Le 6 décembre 2018, les agents des trois versants de la fonction publique vont élire leurs représentants syndicaux aux 22 000 instances de concertation de la fonction publique. AEF info publie chaque lundi, à partir du 17 septembre, une interview des responsables des neuf fédérations représentatives de la fonction publique (UFSE-CGT, Uffa-CFDT, FGF-FO, Unsa Fonction publique, FSU, Solidaires, CFE-CGC, CFTC, et FA-FP). Aujourd’hui, Mylène Jacquot, secrétaire générale de l’Uffa-CFDT, deuxième organisation sur les trois versants avec 19,27 % des voix, derrière la CGT (1) et devant FO.

AEF info : Quelle est votre analyse du programme Action publique 2022 et de la concertation fonction publique en cours ? Comment anticipez-vous la rentrée sociale ?

Mylène Jacquot : Plusieurs sujets se posent pour les agents en cette rentrée. Tout d’abord la circulaire du Premier ministre du 24 juillet 2018 qui engage une première séquence d’échanges et d’élaboration de propositions qui doivent remonter des préfectures de région [lire sur AEF info]. Cette réflexion devra intégrer une partie du dialogue social de la part des préfets, certains ayant commencé les consultations, même si ce dialogue reste informel.
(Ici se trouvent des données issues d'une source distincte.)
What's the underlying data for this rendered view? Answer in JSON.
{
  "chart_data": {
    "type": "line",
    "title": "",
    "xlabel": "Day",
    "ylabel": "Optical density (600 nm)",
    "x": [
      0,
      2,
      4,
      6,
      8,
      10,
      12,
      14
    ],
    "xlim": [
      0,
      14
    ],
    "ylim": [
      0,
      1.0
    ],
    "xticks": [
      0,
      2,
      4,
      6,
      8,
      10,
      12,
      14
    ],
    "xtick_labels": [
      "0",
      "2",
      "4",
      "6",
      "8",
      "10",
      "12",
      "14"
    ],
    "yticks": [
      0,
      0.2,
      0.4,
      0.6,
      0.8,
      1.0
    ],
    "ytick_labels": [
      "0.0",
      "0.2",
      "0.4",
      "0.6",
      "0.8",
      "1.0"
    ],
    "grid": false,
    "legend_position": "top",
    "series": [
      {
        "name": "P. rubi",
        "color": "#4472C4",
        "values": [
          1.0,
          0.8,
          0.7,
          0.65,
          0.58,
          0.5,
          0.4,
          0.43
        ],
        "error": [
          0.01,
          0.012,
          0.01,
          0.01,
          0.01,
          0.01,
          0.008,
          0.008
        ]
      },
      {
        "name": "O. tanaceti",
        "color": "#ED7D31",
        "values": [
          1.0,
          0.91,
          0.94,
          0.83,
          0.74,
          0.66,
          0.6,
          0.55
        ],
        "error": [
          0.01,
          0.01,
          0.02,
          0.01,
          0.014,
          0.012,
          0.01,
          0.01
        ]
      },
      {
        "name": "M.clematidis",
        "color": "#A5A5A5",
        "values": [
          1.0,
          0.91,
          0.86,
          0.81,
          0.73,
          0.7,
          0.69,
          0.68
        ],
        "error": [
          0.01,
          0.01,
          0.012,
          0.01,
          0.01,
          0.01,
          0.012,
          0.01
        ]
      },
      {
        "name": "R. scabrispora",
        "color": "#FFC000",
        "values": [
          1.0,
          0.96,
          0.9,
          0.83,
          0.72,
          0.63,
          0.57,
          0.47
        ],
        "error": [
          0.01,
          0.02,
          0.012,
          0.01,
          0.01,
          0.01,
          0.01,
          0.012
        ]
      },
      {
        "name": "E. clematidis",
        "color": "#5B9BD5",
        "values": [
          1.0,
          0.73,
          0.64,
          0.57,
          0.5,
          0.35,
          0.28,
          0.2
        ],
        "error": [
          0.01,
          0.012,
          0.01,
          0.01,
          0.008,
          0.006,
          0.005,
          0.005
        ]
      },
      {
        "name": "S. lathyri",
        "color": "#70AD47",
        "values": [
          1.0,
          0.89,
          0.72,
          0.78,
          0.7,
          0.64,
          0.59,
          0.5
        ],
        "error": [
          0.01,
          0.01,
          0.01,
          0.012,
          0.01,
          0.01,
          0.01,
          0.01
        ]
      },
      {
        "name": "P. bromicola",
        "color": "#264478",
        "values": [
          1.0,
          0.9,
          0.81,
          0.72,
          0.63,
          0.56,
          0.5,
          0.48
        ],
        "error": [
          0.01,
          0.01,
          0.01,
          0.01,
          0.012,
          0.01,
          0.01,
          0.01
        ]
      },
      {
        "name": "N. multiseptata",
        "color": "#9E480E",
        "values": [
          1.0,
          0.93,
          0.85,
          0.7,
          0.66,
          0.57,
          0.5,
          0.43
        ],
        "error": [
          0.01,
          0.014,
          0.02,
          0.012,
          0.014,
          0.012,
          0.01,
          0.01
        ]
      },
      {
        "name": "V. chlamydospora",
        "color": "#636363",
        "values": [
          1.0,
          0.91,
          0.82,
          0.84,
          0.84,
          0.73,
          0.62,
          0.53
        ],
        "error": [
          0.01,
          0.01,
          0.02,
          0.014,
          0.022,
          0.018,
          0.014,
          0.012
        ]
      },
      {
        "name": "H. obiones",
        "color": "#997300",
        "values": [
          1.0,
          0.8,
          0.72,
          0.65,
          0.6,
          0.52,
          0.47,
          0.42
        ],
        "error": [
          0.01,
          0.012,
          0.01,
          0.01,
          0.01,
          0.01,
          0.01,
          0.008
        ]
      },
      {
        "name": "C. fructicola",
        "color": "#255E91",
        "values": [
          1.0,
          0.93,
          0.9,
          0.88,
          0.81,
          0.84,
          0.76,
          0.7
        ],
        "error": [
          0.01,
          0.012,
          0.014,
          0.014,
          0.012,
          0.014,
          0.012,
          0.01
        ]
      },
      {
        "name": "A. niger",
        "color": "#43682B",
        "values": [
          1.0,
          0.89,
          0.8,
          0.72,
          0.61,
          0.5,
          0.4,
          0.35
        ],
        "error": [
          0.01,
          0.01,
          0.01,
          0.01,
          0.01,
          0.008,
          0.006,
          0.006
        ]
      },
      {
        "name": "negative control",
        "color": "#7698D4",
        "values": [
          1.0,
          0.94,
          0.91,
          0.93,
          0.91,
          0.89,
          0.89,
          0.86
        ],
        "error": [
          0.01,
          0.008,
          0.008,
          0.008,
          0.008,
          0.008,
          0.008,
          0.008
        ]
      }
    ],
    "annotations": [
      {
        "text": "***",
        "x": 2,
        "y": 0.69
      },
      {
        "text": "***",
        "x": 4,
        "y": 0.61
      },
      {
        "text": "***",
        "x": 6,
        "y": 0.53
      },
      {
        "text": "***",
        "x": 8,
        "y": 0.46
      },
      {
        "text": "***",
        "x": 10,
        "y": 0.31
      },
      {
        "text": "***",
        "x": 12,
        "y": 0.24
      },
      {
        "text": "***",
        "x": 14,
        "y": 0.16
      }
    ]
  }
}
Sur la partie "réorganisation des missions", la circulaire est assez prédictive, avec des marges de discussion réduites quasiment à néant puisque des restructurations et réorganisations ont déjà été largement pensées. Depuis le début, nous répétons que, sur la méthode, il aurait fallu réfléchir au préalable aux missions y compris en donnant la parole aux agents. Mais cela est fait très rapidement et avec une contrainte budgétaire forte, le gouvernement annonçant à l’avance les objectifs en matière de réductions d’effectifs. Là réside un nœud qui n’a pas de solution pour l’instant et qui est source d’inquiétudes fortes chez les agents, comme à Bercy, par exemple.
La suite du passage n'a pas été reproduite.